Episode 062: Georgia Oakley, Filmmaker (Live at Watersprite Film Festival)
I’m rather excited and a little bit trepidatious to release this episode because it was recorded live at the Watersprite Film Festival in Cambridge back in March and so it feels rather antiquated. There were people there! Georgia and I sat face to face! We mention SXSW being cancelled which Georgia was due to attend with a pilot she directed called Bored. So listening back to this was odd, it felt a bit like a time capsule. But the conversation is still great and Georgia is wonderful, so I am of course very happy to have spoken with her and to do so for Watersprite.
Georgia is a writer and director with a raft of award-winning short films under her belt, including Little Bird which is being adapted into an 8-part drama with Riverstone Pictures. Her first feature 'Blue Jean', was developed through the iFeatures, I think in 2018 and is now backed by BBC Films.
Other upcoming projects include ‘The Isles’, a feature film in development with Creative Scotland and ‘The State of Us’, a six part series in development with Origin Pictures.

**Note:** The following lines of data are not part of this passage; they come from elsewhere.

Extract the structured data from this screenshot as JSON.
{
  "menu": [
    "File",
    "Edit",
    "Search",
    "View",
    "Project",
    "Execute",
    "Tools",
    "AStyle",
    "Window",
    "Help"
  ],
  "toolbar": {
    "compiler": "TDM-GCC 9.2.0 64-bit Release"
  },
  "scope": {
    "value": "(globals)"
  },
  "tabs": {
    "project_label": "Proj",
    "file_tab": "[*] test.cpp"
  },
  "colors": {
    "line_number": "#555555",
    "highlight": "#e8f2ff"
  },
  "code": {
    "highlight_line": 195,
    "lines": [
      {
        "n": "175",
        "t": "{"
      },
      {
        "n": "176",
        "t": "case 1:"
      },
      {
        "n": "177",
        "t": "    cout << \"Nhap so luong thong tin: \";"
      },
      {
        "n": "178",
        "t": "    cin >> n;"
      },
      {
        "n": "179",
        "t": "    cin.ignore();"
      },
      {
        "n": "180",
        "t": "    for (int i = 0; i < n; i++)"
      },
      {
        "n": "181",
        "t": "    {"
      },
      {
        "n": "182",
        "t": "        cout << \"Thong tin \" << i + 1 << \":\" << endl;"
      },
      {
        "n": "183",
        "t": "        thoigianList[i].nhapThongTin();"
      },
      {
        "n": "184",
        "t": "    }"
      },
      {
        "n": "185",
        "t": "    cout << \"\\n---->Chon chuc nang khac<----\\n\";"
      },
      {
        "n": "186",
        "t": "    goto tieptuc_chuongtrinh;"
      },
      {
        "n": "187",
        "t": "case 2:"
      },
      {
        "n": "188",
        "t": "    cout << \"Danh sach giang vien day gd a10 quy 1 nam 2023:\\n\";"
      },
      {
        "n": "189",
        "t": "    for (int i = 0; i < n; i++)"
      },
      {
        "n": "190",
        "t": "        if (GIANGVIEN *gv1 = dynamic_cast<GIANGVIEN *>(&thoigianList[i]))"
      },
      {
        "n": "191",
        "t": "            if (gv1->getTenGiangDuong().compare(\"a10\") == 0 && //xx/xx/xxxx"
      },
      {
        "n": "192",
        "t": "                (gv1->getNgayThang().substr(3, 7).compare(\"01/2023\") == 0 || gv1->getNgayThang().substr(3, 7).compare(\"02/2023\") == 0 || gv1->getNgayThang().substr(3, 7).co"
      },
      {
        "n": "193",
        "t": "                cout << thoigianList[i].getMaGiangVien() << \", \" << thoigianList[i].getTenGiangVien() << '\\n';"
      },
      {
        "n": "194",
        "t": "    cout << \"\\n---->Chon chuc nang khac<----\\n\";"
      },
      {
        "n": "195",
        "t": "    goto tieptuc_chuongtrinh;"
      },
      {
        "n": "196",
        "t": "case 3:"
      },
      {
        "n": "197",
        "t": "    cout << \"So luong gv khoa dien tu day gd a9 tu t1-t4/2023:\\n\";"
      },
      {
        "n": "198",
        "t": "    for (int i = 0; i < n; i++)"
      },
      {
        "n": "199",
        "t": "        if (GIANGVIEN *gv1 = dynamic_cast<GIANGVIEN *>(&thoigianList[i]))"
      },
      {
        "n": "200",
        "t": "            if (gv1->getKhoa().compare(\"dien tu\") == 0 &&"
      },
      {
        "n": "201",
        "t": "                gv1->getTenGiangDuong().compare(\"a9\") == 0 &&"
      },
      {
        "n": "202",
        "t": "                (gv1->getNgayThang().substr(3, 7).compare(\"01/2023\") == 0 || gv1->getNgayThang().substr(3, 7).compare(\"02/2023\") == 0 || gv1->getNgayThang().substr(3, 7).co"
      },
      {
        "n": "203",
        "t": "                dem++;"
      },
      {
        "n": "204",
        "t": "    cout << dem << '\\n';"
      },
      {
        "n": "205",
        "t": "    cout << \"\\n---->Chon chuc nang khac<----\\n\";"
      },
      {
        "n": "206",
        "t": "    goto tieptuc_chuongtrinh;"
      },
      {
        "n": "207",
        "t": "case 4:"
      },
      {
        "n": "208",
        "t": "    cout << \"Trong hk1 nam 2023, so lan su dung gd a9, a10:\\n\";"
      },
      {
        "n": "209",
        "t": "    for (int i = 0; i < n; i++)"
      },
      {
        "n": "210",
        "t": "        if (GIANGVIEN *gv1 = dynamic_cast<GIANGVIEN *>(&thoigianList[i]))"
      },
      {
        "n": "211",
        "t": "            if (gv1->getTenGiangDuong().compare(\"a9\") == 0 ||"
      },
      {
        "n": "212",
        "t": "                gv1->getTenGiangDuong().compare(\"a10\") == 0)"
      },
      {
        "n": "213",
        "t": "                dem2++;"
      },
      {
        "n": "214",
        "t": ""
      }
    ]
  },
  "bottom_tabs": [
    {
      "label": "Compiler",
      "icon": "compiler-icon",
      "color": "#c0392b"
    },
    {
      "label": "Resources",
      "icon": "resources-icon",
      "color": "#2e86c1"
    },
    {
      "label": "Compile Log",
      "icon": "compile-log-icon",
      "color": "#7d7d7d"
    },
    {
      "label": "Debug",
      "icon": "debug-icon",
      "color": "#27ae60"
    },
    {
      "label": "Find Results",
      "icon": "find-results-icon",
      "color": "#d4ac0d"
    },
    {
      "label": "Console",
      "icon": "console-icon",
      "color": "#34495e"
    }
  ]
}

I particularly loved this conversation because it feels rare to me that you hear a director speak prior to their first feature being made or released, obviously all the PR is done after the fact, and so it felt special to me to get a bit more of an insight into what that interim bit entails. And truth be told it’s not really an interim, it’s Georgia’s career and one of the things she happens to be working on next is a feature film. And Georgia mentions this later one, about not ever getting complacent or thinking that one film is going to elevate you to permanence in the film industry, it’s all about persistence, so I guess my point is that I liked the idea of divorcing that first feature from the sense of having made it.
We also chat about staying motivated during development, balancing lots of different ideas, how she stays creatively energised, being mentored by Desiree Akhavan and the invaluable advice she gave and the collective she’s part of called Cinesisters.